Bohr’s 1938 formulation as a restatement of von Neumann’s S+M measurement description

Ascertain whether the emphasized lines in Niels Bohr’s 1938 paper “The causality problem in atomic physics,” which stress considering the entire experimental arrangement and the role of the quantum mechanical formalism, constitute a Bohrian wording of John von Neumann’s 1932 description of measuring an observable by treating the quantum system and the measuring apparatus jointly within a fully quantum S + M framework.

Background

In Section 4, the author compares Bohr’s 1938 analysis of the observation problem with von Neumann’s 1932 formal model of measurement. The suggested mapping is that Bohr’s insistence on including the whole experimental arrangement and fixing external conditions mirrors von Neumann’s joint system-plus-apparatus (S + M) treatment.

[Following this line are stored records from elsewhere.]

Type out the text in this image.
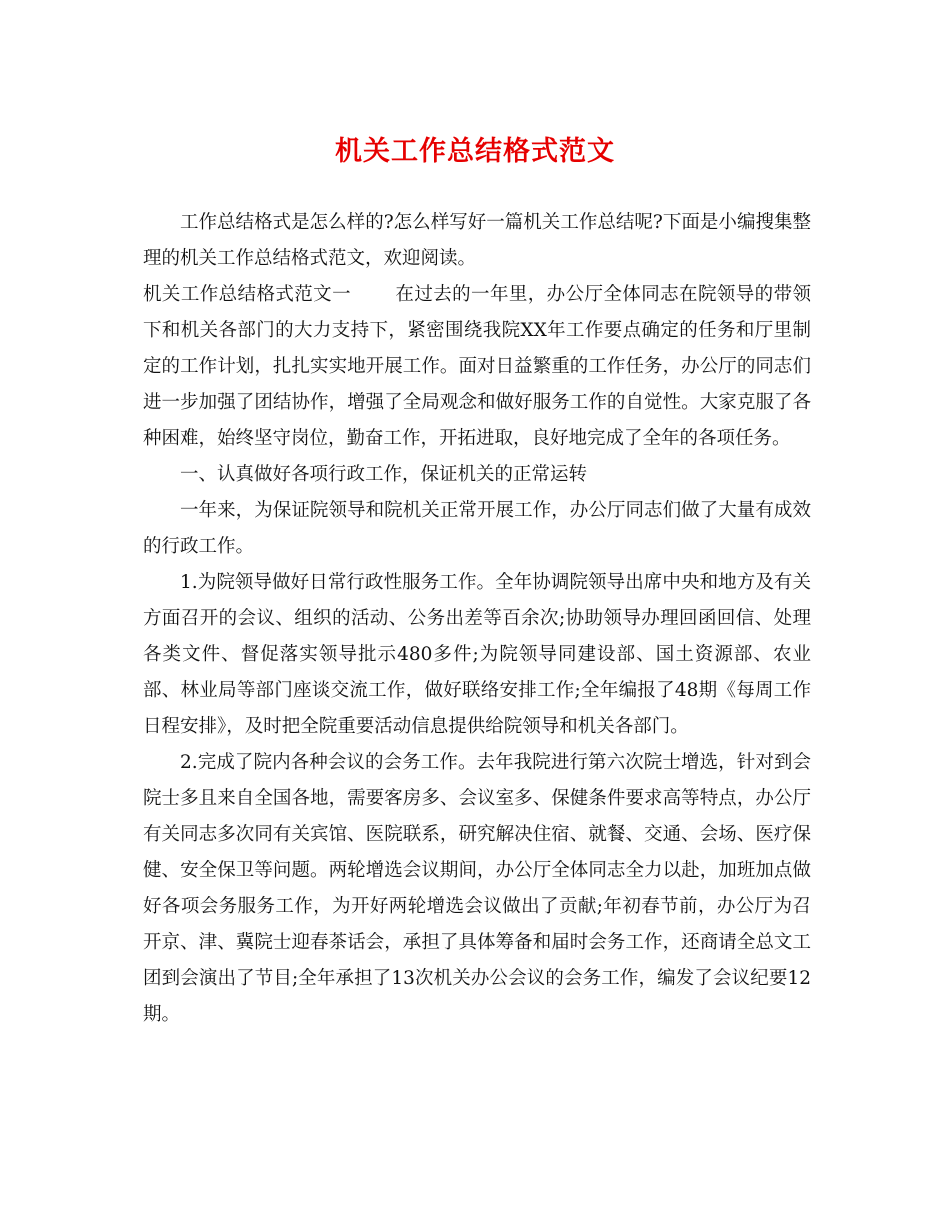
机关工作总结格式范文

工作总结格式是怎么样的?怎么样写好一篇机关工作总结呢?下面是小编搜集整理的机关工作总结格式范文，欢迎阅读。

机关工作总结格式范文一 在过去的一年里，办公厅全体同志在院领导的带领下和机关各部门的大力支持下，紧密围绕我院XX年工作要点确定的任务和厅里制定的工作计划，扎扎实实地开展工作。面对日益繁重的工作任务，办公厅的同志们进一步加强了团结协作，增强了全局观念和做好服务工作的自觉性。大家克服了各种困难，始终坚守岗位，勤奋工作，开拓进取，良好地完成了全年的各项任务。

一、认真做好各项行政工作，保证机关的正常运转

一年来，为保证院领导和院机关正常开展工作，办公厅同志们做了大量有成效的行政工作。

1.为院领导做好日常行政性服务工作。全年协调院领导出席中央和地方及有关方面召开的会议、组织的活动、公务出差等百余次;协助领导办理回函回信、处理各类文件、督促落实领导批示480多件;为院领导同建设部、国土资源部、农业部、林业局等部门座谈交流工作，做好联络安排工作;全年编报了48期《每周工作日程安排》，及时把全院重要活动信息提供给院领导和机关各部门。

2.完成了院内各种会议的会务工作。去年我院进行第六次院士增选，针对到会院士多且来自全国各地，需要客房多、会议室多、保健条件要求高等特点，办公厅有关同志多次同有关宾馆、医院联系，研究解决住宿、就餐、交通、会场、医疗保健、安全保卫等问题。两轮增选会议期间，办公厅全体同志全力以赴，加班加点做好各项会务服务工作，为开好两轮增选会议做出了贡献;年初春节前，办公厅为召开京、津、冀院士迎春茶话会，承担了具体筹备和届时会务工作，还商请全总文工团到会演出了节目;全年承担了13次机关办公会议的会务工作，编发了会议纪要12期。
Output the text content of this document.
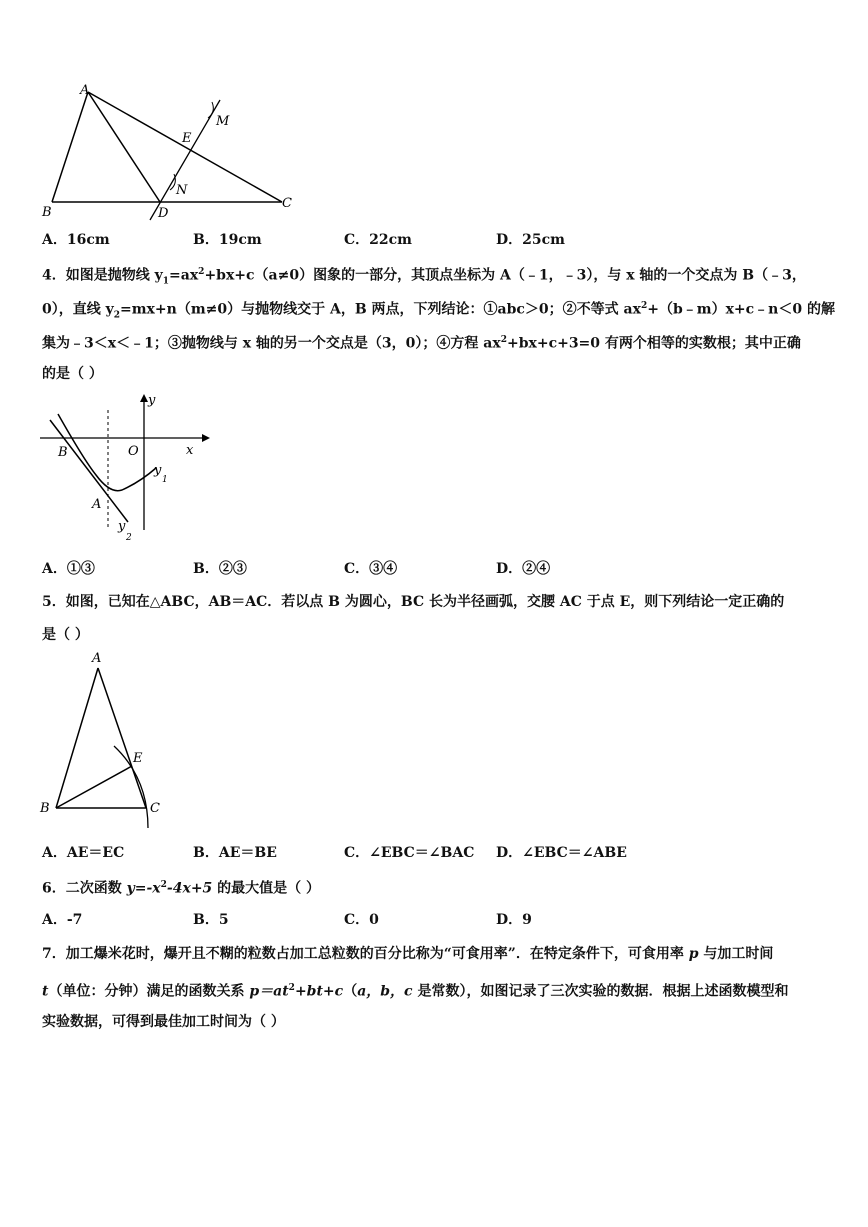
A
B
C
D
E
M
N
A．16cm	B．19cm	C．22cm	D．25cm
4．如图是抛物线 $y_1=ax^2+bx+c(a\ne 0)$图象的一部分，其顶点坐标为 A（﹣1，﹣3），与 x 轴的一个交点为 B（﹣3，
0），直线 $y_2=mx+n(m\ne 0)$与抛物线交于 A，B 两点，下列结论：①abc＞0；②不等式 $ax^2+(b﹣m)x+c﹣n<0$ 的解
集为﹣3＜x＜﹣1；③抛物线与 x 轴的另一个交点是（3，0）；④方程 $ax^2+bx+c+3=0$ 有两个相等的实数根；其中正确
的是（ ）
y
x
O
B
A
y
1
y
2
A．①③	B．②③	C．③④	D．②④
5．如图，已知在△ABC，AB＝AC．若以点 B 为圆心，BC 长为半径画弧，交腰 AC 于点 E，则下列结论一定正确的
是（ ）
A
B	C
E
A．AE＝EC	B．AE＝BE	C．∠EBC＝∠BAC D．∠EBC＝∠ABE
6．二次函数 $y=-x^2-4x+5$ 的最大值是（ ）
A．-7	B．5	C．0	D．9
7．加工爆米花时，爆开且不糊的粒数占加工总粒数的百分比称为“可食用率”．在特定条件下，可食用率 p 与加工时间
t（单位：分钟）满足的函数关系 $p=at^2+bt+c(a$，b，c 是常数），如图记录了三次实验的数据．根据上述函数模型和
实验数据，可得到最佳加工时间为（ ）
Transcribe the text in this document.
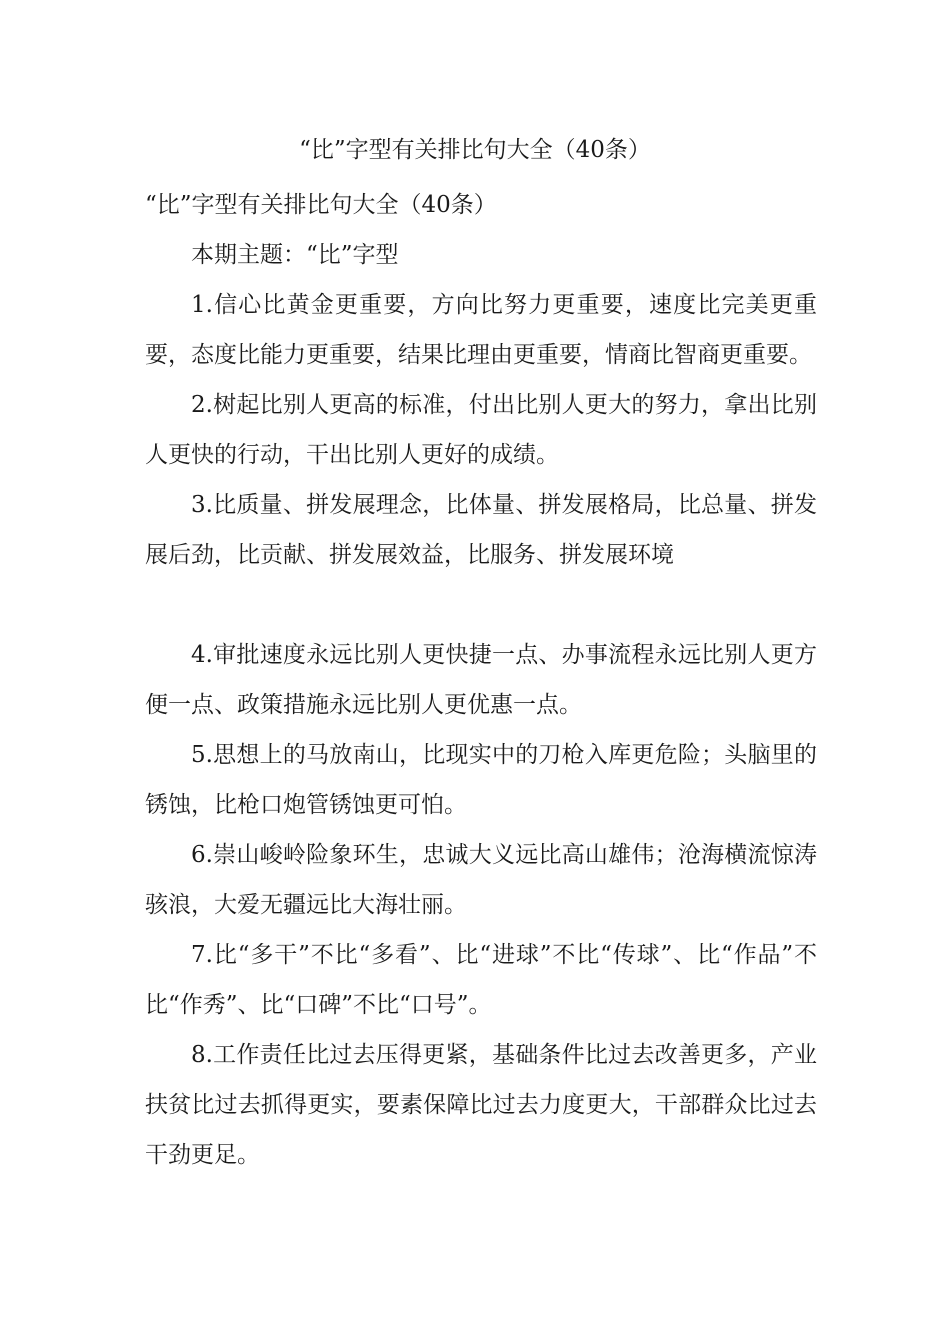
“比”字型有关排比句大全（40条）

“比”字型有关排比句大全（40条）

本期主题：“比”字型

1.信心比黄金更重要，方向比努力更重要，速度比完美更重要，态度比能力更重要，结果比理由更重要，情商比智商更重要。

2.树起比别人更高的标准，付出比别人更大的努力，拿出比别人更快的行动，干出比别人更好的成绩。

3.比质量、拼发展理念，比体量、拼发展格局，比总量、拼发展后劲，比贡献、拼发展效益，比服务、拼发展环境

4.审批速度永远比别人更快捷一点、办事流程永远比别人更方便一点、政策措施永远比别人更优惠一点。

5.思想上的马放南山，比现实中的刀枪入库更危险；头脑里的锈蚀，比枪口炮管锈蚀更可怕。

6.崇山峻岭险象环生，忠诚大义远比高山雄伟；沧海横流惊涛骇浪，大爱无疆远比大海壮丽。

7.比“多干”不比“多看”、比“进球”不比“传球”、比“作品”不比“作秀”、比“口碑”不比“口号”。

8.工作责任比过去压得更紧，基础条件比过去改善更多，产业扶贫比过去抓得更实，要素保障比过去力度更大，干部群众比过去干劲更足。
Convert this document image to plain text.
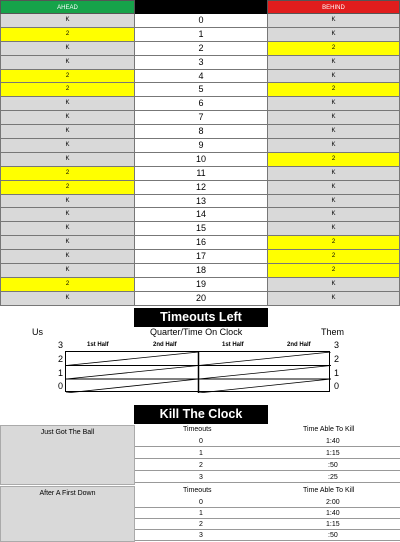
AHEAD	BEHIND
K	0	K
2	1	K
K	2	2
K	3	K
2	4	K
2	5	2
K	6	K
K	7	K
K	8	K
K	9	K
K	10	2
2	11	K
2	12	K
K	13	K
K	14	K
K	15	K
K	16	2
K	17	2
K	18	2
2	19	K
K	20	K
Timeouts Left
Us	Quarter/Time On Clock	Them
1st Half	2nd Half	1st Half	2nd Half
3
2
1
0
3
2
1
0
Kill The Clock
Just Got The Ball	Timeouts	Time Able To Kill
0	1:40
1	1:15
2	:50
3	:25
After A First Down	Timeouts	Time Able To Kill
0	2:00
1	1:40
2	1:15
3	:50
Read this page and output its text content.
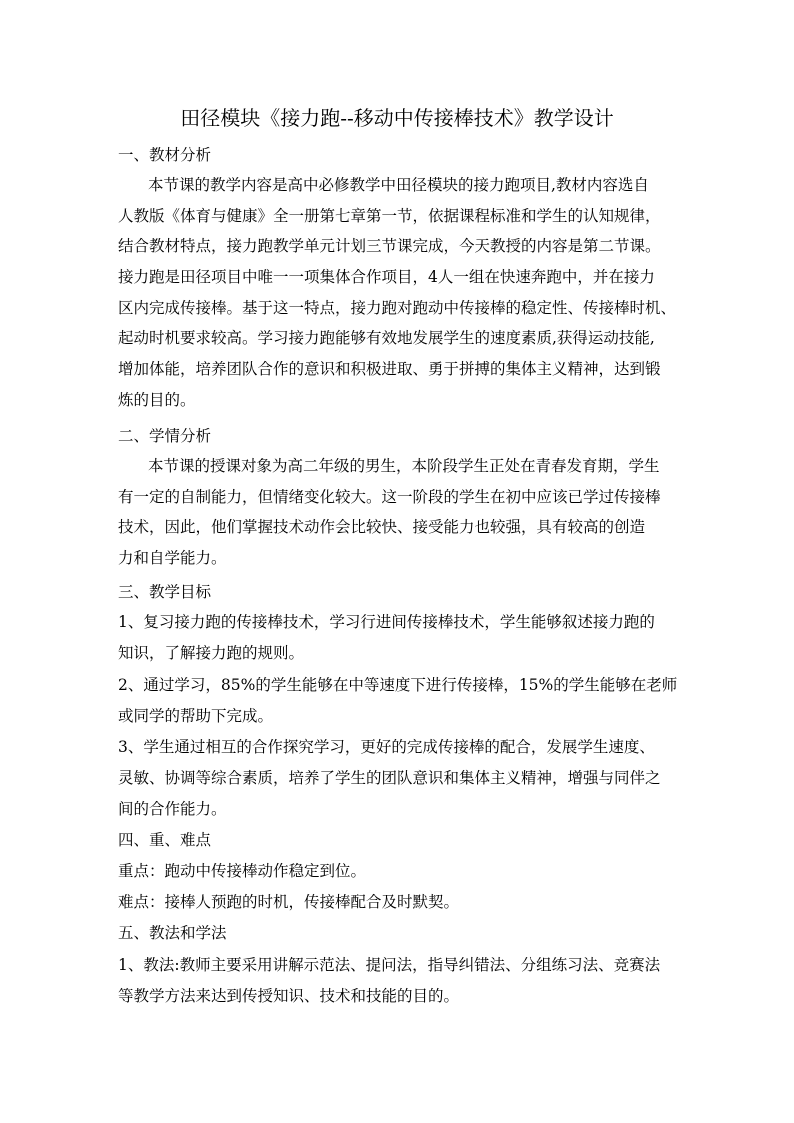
田径模块《接力跑--移动中传接棒技术》教学设计
一、教材分析
本节课的教学内容是高中必修教学中田径模块的接力跑项目,教材内容选自
人教版《体育与健康》全一册第七章第一节，依据课程标准和学生的认知规律，
结合教材特点，接力跑教学单元计划三节课完成，今天教授的内容是第二节课。
接力跑是田径项目中唯一一项集体合作项目，4人一组在快速奔跑中，并在接力
区内完成传接棒。基于这一特点，接力跑对跑动中传接棒的稳定性、传接棒时机、
起动时机要求较高。学习接力跑能够有效地发展学生的速度素质,获得运动技能,
增加体能，培养团队合作的意识和积极进取、勇于拼搏的集体主义精神，达到锻
炼的目的。
二、学情分析
本节课的授课对象为高二年级的男生，本阶段学生正处在青春发育期，学生
有一定的自制能力，但情绪变化较大。这一阶段的学生在初中应该已学过传接棒
技术，因此，他们掌握技术动作会比较快、接受能力也较强，具有较高的创造
力和自学能力。
三、教学目标
1、复习接力跑的传接棒技术，学习行进间传接棒技术，学生能够叙述接力跑的
知识，了解接力跑的规则。
2、通过学习，85%的学生能够在中等速度下进行传接棒，15%的学生能够在老师
或同学的帮助下完成。
3、学生通过相互的合作探究学习，更好的完成传接棒的配合，发展学生速度、
灵敏、协调等综合素质，培养了学生的团队意识和集体主义精神，增强与同伴之
间的合作能力。
四、重、难点
重点：跑动中传接棒动作稳定到位。
难点：接棒人预跑的时机，传接棒配合及时默契。
五、教法和学法
1、教法:教师主要采用讲解示范法、提问法，指导纠错法、分组练习法、竞赛法
等教学方法来达到传授知识、技术和技能的目的。
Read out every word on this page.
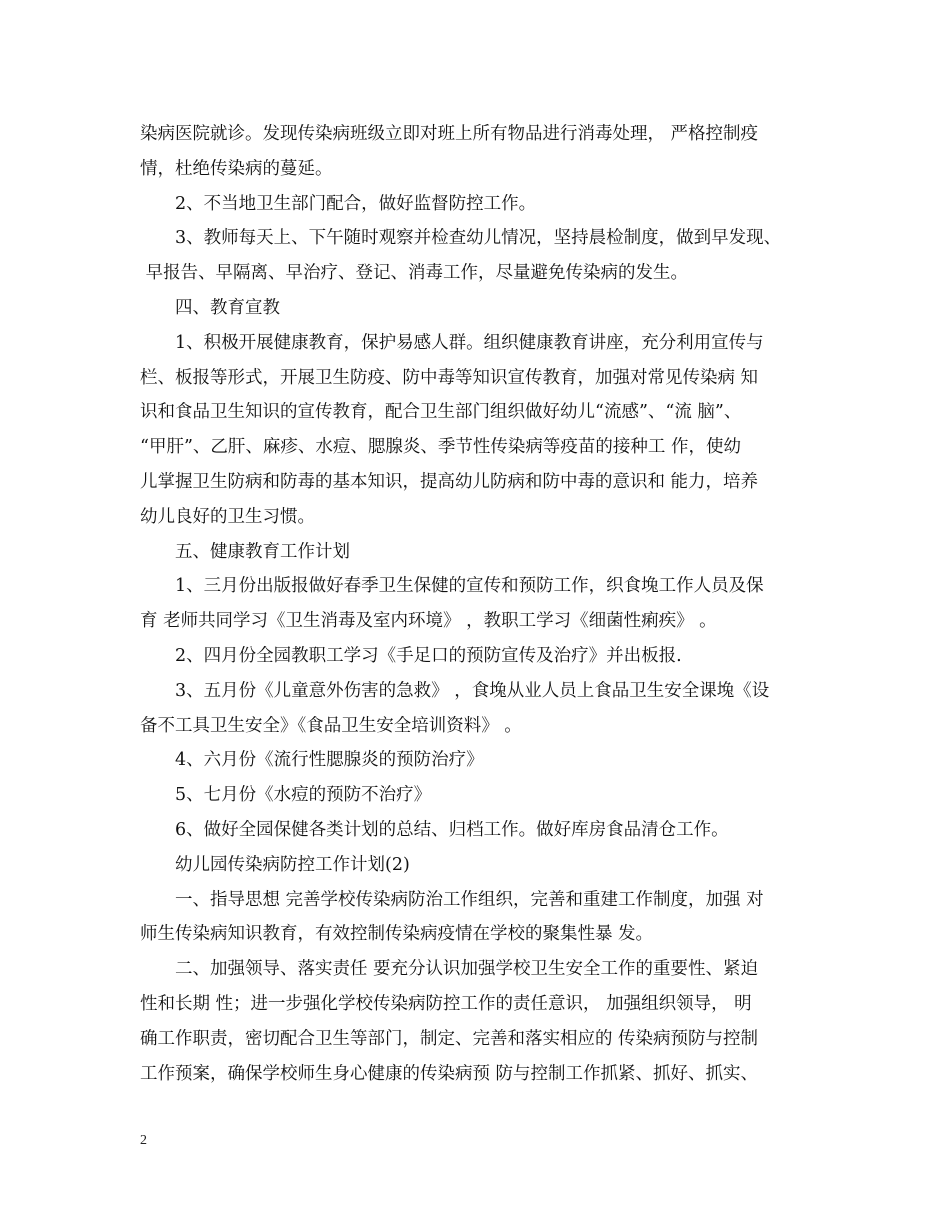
染病医院就诊。发现传染病班级立即对班上所有物品进行消毒处理， 严格控制疫
情，杜绝传染病的蔓延。
2、不当地卫生部门配合，做好监督防控工作。
3、教师每天上、下午随时观察并检查幼儿情况，坚持晨检制度，做到早发现、
早报告、早隔离、早治疗、登记、消毒工作，尽量避免传染病的发生。
四、教育宣教
1、积极开展健康教育，保护易感人群。组织健康教育讲座，充分利用宣传与
栏、板报等形式，开展卫生防疫、防中毒等知识宣传教育，加强对常见传染病 知
识和食品卫生知识的宣传教育，配合卫生部门组织做好幼儿“流感”、“流 脑”、
“甲肝”、乙肝、麻疹、水痘、腮腺炎、季节性传染病等疫苗的接种工 作，使幼
儿掌握卫生防病和防毒的基本知识，提高幼儿防病和防中毒的意识和 能力，培养
幼儿良好的卫生习惯。
五、健康教育工作计划
1、三月份出版报做好春季卫生保健的宣传和预防工作，织食堍工作人员及保
育 老师共同学习《卫生消毒及室内环境》 ，教职工学习《细菌性痢疾》 。
2、四月份全园教职工学习《手足口的预防宣传及治疗》并出板报.
3、五月份《儿童意外伤害的急救》 ，食堍从业人员上食品卫生安全课堍《设
备不工具卫生安全》《食品卫生安全培训资料》 。
4、六月份《流行性腮腺炎的预防治疗》
5、七月份《水痘的预防不治疗》
6、做好全园保健各类计划的总结、归档工作。做好库房食品清仓工作。
幼儿园传染病防控工作计划(2)
一、指导思想 完善学校传染病防治工作组织，完善和重建工作制度，加强 对
师生传染病知识教育，有效控制传染病疫情在学校的聚集性暴 发。
二、加强领导、落实责任 要充分认识加强学校卫生安全工作的重要性、紧迫
性和长期 性；进一步强化学校传染病防控工作的责任意识， 加强组织领导， 明
确工作职责，密切配合卫生等部门，制定、完善和落实相应的 传染病预防与控制
工作预案，确保学校师生身心健康的传染病预 防与控制工作抓紧、抓好、抓实、
2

Validating this textual and conceptual correspondence would bolster the claim that Bohr’s measurement analysis coheres with von Neumann’s universal quantum-mechanical modeling, reinforcing the paper’s thesis that their positions are much closer than commonly portrayed.

References

My conjecture here is that the emphasized lines – with the non accidental reference to the ‘quantum mechanical formalism’ – represent a (typically idiosyncratic) Bohrian wording of the von Neumann description of a measurement of a physical quantity on a system S by an apparatus M in terms of the entirely quantum-mechanical joint system S + M.